Magic Johnson’s offered nothing but love and support when he was first publicly asked about his gay son.
“Cookie and I love EJ and support him in every way,” Johnson told TMZ in 2013. “We’re very proud of him.”
It was a beautiful sentiment and example, but Johnson didn’t immediately arrive at that place of complete acceptance. The NBA icon took some time to process EJ’s sexuality, he told Variety in a recent interview.
“When you grow up in team sports, you’re thinking, ‘Is he gonna play sports?’” Johnson said. “And then when I saw that he liked dolls and to play dress-up … ‘What are you doing?’”
EJ says his parents were the last people to know he was gay.
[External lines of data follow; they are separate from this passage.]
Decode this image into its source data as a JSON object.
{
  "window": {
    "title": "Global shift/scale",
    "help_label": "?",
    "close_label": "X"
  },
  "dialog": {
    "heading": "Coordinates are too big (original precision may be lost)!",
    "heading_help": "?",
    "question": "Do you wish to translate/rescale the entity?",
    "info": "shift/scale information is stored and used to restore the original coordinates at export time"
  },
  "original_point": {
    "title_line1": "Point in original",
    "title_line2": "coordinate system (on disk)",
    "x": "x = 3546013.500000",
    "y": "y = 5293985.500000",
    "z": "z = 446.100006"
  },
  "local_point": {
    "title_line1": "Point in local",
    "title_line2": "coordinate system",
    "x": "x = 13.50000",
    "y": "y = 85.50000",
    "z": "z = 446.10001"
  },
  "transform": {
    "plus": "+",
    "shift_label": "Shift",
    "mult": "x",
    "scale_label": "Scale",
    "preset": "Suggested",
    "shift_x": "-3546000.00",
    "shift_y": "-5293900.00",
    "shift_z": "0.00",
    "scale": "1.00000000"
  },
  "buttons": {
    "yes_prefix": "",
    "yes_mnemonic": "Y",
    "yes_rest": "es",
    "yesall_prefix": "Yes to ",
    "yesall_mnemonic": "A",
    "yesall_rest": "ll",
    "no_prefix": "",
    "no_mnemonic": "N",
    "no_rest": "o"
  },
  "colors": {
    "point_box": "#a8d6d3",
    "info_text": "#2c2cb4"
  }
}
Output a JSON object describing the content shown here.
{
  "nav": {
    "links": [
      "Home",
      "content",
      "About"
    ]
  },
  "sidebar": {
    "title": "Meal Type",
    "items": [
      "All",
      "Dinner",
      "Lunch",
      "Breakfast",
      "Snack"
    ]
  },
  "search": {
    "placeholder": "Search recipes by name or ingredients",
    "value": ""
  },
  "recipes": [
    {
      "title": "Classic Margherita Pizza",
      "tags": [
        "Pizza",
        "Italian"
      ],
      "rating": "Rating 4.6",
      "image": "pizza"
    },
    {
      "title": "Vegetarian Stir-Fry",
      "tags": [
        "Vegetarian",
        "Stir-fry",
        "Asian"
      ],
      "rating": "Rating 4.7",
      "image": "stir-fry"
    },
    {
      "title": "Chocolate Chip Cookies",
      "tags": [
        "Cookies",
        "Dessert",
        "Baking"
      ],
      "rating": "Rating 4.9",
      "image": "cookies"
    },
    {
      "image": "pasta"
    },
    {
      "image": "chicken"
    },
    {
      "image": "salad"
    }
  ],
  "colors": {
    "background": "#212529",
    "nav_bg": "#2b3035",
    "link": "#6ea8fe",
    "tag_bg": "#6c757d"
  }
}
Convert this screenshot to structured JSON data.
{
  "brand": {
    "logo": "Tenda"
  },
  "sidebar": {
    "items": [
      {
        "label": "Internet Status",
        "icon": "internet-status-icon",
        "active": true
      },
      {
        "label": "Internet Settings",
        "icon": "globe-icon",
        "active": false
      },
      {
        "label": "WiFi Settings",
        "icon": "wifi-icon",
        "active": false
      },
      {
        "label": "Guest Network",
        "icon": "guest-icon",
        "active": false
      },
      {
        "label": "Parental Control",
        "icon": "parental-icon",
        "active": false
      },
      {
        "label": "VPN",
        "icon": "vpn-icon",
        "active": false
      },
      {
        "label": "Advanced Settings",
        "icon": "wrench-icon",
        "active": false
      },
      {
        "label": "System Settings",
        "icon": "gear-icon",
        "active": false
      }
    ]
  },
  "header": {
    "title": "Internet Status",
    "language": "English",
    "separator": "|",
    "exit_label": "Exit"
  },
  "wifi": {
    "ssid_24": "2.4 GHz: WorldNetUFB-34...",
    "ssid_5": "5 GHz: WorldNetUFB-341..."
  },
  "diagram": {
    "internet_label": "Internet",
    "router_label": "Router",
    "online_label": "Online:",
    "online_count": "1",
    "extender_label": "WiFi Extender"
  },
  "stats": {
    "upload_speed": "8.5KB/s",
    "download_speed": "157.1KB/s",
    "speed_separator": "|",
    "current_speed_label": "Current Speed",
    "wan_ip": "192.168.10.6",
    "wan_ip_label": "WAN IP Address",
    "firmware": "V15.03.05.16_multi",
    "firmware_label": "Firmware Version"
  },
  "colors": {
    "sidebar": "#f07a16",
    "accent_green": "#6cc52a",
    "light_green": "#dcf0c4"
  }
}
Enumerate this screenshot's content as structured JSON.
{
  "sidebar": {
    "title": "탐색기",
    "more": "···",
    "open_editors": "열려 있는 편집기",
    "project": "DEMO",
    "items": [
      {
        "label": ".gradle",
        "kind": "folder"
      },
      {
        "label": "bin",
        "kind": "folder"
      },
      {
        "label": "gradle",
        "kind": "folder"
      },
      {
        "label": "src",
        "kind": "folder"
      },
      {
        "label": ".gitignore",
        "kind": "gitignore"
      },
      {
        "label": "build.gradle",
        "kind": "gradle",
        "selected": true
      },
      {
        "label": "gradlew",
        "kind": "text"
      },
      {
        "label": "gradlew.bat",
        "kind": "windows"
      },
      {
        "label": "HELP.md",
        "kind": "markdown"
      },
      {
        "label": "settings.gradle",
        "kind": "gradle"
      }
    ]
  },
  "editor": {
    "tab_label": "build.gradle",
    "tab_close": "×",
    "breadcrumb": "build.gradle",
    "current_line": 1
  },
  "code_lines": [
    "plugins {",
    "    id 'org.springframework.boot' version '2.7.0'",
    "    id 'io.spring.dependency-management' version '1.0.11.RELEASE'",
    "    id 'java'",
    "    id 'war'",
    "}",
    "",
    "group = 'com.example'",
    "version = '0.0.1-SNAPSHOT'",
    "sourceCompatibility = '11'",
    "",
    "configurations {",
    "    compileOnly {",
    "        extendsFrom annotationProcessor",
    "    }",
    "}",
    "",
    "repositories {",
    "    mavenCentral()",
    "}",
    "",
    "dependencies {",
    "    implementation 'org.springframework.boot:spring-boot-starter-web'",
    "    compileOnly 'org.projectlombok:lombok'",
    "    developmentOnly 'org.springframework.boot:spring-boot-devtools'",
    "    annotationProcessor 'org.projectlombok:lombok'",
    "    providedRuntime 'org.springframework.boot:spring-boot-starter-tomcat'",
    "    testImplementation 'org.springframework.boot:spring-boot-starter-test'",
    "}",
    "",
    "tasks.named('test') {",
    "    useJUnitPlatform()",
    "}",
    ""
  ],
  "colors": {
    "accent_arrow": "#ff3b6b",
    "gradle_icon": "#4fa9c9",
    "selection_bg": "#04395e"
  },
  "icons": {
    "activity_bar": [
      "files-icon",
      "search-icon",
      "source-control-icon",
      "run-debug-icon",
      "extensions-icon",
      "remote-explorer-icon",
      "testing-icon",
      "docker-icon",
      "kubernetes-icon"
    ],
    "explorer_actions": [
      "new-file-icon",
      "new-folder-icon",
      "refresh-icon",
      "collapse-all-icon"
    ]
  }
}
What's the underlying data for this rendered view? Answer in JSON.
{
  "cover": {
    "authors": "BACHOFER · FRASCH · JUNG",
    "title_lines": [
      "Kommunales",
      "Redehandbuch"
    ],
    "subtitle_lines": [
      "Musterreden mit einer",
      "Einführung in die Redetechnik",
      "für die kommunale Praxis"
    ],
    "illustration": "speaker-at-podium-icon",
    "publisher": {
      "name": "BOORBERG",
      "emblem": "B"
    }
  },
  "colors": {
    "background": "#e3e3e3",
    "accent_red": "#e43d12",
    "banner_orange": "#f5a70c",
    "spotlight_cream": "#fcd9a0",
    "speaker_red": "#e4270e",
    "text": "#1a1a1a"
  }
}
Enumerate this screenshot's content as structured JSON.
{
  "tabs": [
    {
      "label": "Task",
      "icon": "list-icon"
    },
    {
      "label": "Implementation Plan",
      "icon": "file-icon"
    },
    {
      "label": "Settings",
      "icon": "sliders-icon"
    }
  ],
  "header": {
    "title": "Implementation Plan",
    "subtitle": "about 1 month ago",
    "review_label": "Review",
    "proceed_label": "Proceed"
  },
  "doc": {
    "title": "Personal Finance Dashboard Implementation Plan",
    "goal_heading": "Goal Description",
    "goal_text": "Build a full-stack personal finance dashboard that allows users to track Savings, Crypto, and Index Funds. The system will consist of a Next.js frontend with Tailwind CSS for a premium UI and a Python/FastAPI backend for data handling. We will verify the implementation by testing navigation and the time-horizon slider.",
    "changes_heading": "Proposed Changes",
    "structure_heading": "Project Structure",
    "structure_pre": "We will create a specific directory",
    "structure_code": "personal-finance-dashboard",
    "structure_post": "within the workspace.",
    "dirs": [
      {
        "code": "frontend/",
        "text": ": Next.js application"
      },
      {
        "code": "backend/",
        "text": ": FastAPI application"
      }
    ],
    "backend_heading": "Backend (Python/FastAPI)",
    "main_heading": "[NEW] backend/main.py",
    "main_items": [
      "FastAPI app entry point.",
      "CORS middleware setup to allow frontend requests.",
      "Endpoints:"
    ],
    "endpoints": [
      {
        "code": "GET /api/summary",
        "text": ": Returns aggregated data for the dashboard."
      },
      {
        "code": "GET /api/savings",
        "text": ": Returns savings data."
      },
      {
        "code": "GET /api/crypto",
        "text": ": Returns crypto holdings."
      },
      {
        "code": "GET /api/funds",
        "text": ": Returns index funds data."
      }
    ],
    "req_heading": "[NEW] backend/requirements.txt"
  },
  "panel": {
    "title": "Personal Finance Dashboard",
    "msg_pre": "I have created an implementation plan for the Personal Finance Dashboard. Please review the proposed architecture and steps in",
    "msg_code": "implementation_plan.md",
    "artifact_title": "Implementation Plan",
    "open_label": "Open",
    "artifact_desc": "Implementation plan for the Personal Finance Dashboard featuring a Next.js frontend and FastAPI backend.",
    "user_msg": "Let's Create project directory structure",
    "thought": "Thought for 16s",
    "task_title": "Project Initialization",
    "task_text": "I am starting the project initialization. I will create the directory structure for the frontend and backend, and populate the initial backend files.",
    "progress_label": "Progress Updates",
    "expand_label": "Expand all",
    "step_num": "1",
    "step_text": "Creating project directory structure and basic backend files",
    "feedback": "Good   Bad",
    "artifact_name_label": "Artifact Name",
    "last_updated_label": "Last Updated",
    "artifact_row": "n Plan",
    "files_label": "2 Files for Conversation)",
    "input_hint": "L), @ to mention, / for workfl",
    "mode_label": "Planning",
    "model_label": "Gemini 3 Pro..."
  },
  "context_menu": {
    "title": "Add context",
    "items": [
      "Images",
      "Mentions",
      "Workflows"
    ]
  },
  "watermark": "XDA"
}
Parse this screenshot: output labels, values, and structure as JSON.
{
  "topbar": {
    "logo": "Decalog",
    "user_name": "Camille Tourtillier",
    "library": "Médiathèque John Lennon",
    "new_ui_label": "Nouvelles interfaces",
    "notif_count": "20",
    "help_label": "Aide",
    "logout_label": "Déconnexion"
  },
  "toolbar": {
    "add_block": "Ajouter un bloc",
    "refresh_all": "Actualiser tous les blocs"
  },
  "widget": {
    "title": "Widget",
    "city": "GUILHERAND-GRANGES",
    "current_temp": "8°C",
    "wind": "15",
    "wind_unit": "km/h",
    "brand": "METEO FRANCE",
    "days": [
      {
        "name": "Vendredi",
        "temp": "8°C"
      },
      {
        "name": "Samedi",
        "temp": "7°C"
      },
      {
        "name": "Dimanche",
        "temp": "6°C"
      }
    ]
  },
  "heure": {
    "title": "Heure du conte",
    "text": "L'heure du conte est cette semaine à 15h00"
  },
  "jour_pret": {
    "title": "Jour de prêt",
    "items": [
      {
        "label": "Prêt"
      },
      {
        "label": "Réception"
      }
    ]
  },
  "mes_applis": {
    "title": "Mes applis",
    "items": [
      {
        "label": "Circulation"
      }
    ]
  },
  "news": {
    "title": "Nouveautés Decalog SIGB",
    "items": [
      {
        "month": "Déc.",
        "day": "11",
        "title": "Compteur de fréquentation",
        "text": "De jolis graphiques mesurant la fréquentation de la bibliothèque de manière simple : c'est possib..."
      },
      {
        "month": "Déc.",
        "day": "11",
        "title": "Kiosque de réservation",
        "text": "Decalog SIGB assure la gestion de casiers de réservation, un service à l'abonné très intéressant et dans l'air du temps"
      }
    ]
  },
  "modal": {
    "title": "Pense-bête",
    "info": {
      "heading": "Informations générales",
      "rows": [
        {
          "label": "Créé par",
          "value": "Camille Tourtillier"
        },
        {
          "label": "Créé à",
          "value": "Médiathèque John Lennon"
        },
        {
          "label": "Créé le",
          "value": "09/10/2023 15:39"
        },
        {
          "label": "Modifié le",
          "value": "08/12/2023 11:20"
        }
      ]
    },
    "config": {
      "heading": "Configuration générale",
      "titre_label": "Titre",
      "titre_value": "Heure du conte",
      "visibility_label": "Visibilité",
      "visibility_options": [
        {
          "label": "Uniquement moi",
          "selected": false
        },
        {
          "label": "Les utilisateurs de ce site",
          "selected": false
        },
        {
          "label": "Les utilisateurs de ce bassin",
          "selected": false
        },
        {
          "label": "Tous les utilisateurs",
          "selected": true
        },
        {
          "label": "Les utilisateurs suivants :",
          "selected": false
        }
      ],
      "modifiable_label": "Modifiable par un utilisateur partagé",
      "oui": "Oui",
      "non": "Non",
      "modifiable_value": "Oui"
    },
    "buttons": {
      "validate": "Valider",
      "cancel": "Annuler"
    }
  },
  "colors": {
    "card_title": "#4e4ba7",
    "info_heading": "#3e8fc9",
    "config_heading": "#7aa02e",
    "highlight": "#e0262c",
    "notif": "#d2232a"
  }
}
He knew they would need some time to digest it, and for a while, things were pretty tense inside of the Johnson’s Beverly Hills home.
Johnson made insulting rules, such as barring EJ from wearing scarves in the house.
“[My parents] were the last people that I really had to talk to about it. It wasn’t new for me, but they had to really take that in and digest it,” EJ said. “Especially my dad, because he was really the last person to talk to. I think it was just a lot for him to swallow in that conversation. A lot of just going back and forth. And he just was rattling off about things that weren’t particularly nice. But he’s not somebody who works great being cornered or surprised.”
EJ’s account of his father’s evolution is interesting, because Magic has always publicly been pro-LGBTQ. His HIV disclosure in 1991 was a landmark moment in the fight for HIV awareness. At that point, the virus was still commonly viewed as a gay problem.
Johnson’s decision to go public saved the lives of countless LGBTQ people.
“Along the way Magic encountered the same sort of prejudice and discrimination that many gay men had to deal with, but not once do I recall Magic denouncing the gay community in order to ‘clear his name,’” wrote gay Los Angeles sportswriter LZ Granderson in 2008.
Around that time, Johnson was cutting ads for the fight against Proposition 8, an initiative to ban same-sex marriage in California.
The contrast in Johnson’s public support for LGBTQ causes and personal misgivings about his son’s sexuality shows that people are complex. As Johnson said, he grew up in the heteronormative world of male team sports. His son was supposed to shoot hoops, not wear scarves around the house.
But in time, Johnson came around. He mended his relationship with EJ a couple of months after he had started college in New York City.
“He hugged me so hard — he was, like, squeezing all the air out of me. That’s when I knew, there’s nothing but love here,” EJ told Variety.
These days, Johnson has no qualms expressing his love for his son to the world.